Logbuch: Zum Tod von Werner Fleischer

16.03.2015 14:00 von vpm

Am Montag, 16. März 2015, wird in Sinzig ein Mann zu Grabe getragen, dessen Wirken dazu beigetragen hat, die kleine Stadt am Rhein zu einem wichtigen Ort für die PERRY RHODAN-Szene zu machen. Vor allem in den 90er-Jahren reisten die PERRY RHODAN-Fans ebenso gern nach Sinzig wie die Autoren und die Redaktion: Werner Fleischer verstarb am Samstag morgen, 7. März 2015, an den Folgen eines Herzinfarkts; er wurde nur 53 Jahre alt.

Meine Bekanntschaft zu Werner begann in den frühen 90er-Jahren. Er rief mich an, wir siezten uns anfangs, und er erzählte mir, dass er im »Haus der offenen Tür« in Sinzig einen PERRY RHODAN-Con veranstalten möchte. Wobei seine Pläne nicht bei einem Con verblieben ... Nein, er wollte gleich die »PERRY RHODAN-Tage Rheinland-Pfalz« ausrufen. Ob wir etwas dagegen hätten, ob ihn die Redaktion unterstützen könnte?

Ich hielt ihn ein wenig auf Distanz, versorgte ihn mit Informationsmaterial, fuhr aber nicht zum ersten Con nach Sinzig. Damals besuchten 70 Fans diesen ersten Con in der kleinen Stadt am Rhein.

Beim zweiten Con war ich dabei, beim dritten auch, beim vierten sowieso. Es wurde zu einer Art Tradition, im Herbst nach Sinzig zu fahren. Als PERRY RHODAN-Redakteur war ich oft auf der Bühne, wo Werner Fleischer durch kritische Fragen versuchte, weitere Informationen zum Fortschritt der Handlung aus mir herauszukitzeln. Wenn ich mit dem PERRY RHODAN-Autor Peter Terrid und Werner Fleischer zugleich auf der Bühne tätig war, machten diese Veranstaltungen nicht nur mir einen riesigen Spaß.

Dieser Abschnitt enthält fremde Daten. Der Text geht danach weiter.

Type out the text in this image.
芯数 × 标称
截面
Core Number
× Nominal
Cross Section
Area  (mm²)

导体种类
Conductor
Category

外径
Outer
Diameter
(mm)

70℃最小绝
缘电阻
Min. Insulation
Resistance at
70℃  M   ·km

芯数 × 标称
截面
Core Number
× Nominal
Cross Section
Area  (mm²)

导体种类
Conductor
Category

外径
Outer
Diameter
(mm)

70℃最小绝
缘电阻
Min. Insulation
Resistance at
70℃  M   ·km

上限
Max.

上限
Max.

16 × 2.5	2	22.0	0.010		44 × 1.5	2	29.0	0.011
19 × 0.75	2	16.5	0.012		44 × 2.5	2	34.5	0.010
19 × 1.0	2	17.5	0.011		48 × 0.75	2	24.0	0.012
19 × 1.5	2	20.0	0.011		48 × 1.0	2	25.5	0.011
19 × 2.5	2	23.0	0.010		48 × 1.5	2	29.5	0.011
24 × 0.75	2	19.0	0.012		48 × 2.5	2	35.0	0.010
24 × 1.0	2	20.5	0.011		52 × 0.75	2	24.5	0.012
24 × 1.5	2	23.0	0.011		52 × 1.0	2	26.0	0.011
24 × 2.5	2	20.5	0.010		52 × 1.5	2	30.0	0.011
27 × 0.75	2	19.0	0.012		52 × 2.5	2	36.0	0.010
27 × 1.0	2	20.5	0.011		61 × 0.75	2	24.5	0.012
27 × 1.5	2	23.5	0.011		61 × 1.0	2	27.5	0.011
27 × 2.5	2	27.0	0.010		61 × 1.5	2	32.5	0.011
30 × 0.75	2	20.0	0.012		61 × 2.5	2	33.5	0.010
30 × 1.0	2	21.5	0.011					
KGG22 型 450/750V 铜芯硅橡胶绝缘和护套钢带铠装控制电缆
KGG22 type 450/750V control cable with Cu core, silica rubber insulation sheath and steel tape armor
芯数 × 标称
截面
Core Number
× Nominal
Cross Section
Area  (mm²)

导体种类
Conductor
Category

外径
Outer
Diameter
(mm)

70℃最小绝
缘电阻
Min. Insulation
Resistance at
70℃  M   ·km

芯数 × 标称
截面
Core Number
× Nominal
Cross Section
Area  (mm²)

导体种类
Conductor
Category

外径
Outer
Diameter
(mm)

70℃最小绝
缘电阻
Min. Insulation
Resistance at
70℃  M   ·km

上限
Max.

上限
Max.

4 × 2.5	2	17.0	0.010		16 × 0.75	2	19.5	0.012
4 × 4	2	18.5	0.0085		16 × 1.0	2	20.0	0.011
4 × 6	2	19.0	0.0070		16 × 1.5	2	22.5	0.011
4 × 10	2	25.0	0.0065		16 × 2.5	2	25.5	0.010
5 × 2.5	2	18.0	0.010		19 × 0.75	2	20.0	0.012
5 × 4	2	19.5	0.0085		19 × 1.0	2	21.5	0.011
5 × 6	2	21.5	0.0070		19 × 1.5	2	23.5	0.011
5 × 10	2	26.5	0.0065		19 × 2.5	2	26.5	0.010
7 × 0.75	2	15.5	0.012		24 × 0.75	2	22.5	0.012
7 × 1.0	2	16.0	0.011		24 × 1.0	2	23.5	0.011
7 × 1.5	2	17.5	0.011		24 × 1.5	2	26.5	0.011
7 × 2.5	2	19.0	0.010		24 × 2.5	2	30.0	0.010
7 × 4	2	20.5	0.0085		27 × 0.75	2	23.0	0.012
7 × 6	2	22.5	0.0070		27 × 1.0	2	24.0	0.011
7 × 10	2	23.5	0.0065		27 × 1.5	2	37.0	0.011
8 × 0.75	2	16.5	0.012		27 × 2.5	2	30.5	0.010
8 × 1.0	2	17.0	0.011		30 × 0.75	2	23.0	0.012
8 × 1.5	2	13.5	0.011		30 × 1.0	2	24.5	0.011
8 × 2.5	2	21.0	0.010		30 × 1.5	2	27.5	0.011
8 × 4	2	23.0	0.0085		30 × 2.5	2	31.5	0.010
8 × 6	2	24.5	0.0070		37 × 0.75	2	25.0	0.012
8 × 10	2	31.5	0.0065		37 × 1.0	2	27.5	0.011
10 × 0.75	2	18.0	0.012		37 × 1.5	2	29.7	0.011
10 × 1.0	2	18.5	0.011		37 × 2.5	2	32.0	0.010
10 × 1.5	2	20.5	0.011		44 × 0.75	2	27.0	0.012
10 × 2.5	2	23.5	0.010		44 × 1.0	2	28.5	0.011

Zusammen mit Elmar Wietor, der leider auch vor einigen Jahren verstorben ist, war Werner Fleischer das Herz der Sinzig-Cons: mit Energie und Freude und Begeisterung. Werner war ein umtriebiger und ein positiver Mensch. Es freute ihn, wenn er andere Leute mit seiner positiven Energie anstecken konnte.

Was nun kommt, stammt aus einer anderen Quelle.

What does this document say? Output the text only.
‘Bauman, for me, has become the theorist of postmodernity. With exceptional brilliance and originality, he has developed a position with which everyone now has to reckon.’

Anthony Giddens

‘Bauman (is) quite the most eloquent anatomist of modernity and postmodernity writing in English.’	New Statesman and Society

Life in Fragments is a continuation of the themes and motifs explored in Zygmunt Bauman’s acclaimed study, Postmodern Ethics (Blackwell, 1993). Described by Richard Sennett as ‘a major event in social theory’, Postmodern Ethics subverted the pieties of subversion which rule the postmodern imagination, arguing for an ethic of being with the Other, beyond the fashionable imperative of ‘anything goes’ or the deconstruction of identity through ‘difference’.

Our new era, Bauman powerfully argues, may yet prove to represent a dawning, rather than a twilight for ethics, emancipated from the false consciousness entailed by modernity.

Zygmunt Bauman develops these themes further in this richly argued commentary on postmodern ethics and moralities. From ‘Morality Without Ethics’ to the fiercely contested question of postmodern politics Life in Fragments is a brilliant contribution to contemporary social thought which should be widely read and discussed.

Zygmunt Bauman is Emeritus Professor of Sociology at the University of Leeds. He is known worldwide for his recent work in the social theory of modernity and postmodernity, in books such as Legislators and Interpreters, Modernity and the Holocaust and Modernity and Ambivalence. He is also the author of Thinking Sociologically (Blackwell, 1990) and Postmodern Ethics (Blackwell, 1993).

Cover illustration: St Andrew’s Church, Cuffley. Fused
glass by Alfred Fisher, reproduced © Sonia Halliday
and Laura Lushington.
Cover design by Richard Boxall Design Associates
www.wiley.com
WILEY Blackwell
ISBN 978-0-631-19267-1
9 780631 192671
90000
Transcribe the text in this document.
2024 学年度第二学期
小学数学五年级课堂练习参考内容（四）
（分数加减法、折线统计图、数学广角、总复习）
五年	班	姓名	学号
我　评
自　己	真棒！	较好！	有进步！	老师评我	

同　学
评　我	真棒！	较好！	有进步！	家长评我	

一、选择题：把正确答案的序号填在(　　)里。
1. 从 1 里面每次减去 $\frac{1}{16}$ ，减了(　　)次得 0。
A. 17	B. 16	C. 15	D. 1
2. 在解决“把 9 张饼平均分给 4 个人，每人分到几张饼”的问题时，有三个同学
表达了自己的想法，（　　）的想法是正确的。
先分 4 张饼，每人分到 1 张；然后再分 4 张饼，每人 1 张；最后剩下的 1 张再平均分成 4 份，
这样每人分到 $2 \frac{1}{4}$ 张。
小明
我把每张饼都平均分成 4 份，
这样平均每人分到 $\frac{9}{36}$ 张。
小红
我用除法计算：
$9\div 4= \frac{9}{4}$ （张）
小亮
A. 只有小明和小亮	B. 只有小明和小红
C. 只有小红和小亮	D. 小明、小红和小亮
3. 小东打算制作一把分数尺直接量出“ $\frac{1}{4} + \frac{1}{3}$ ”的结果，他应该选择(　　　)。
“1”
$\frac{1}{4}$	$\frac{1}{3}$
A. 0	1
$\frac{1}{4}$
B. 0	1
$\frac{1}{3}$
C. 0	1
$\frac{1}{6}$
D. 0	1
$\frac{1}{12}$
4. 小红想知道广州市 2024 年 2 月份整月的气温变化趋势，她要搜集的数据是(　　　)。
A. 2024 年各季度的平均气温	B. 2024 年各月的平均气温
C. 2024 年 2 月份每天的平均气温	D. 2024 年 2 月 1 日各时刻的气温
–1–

Bei einer ganz frühen Veranstaltung der PERRY RHODAN-FanZentrale übernachtete er in meiner kleinen Wohnung: mit Schlafsack und Isomatte auf dem Fußboden, wie übrigens auch Rüdiger Schäfer, Klaus Bollhöfener und andere. Zum Ausgleich übernachtete ich später einmal bei ihm auf dem Sofa, als er für mich in Sinzig eine Lesung organisierte.

Wir waren nicht befreundet, aber unser Kontakt war intensiv. Werner rief oft und gern an, manchmal zu den unmöglichsten Zeiten, um mit mir beispielsweise über alte ATLAN-Romane oder einen neuen Con in Sinzig zu diskutieren. Trafen wir uns auf Veranstaltungen, hatten wir schnell einen offenen Umgang. Wenn mich Werner anstrahlte, die Augen hinter der großen Brille funkelnd, fiel es mir immer schwer, ihm irgendwelche Vorschläge abzulehnen.

Mit zahlreichen seiner Aktivitäten hatte ich nichts zu tun. Er war in Sachen Karl-May-Forschung engagiert und organisierte als Beatles-Fan sogar Touren nach Liverpool, um dort auf den Spuren der »Fab Four« zu wandeln. Er schrieb Artikel für das Comic-Magazin »Sprechblase« und andere Zeitschriften, er knüpfte Kontakte zu Autoren und Zeichnern – vieles von dem, was er tat, bekam ich naturgemäß nicht mit.

Werner bezog mich mehr in seine Aktivitäten ein, als er sich stärker in der PERRY RHODAN-FanZentrale engagierte. Er half in der Redaktion der Zeitschrift »SOL« mit, was in meinen Augen entscheidend zu ihrem besseren Inhalt beitrug. Er aktivierte neue Mitarbeiter für das Magazin und sorgte dafür, dass Beiträge aus der Vergangenheit ebenfalls ihren Platz in diesem Heft fanden.

Noch in den Tagen vor seinem Tod kurbelte er zahlreiche weitere Aktivitäten an, die jetzt leider alle unverwirklicht bleiben. Mit Werner Fleischer ist einer der Fans gestorben, die das Fandom in den letzten Jahrzehnten bereichert haben. Ich werde ihn vermissen – und ich bin sicher, dass es vielen anderen PERRY RHODAN-Fans ähnlich gehen wird.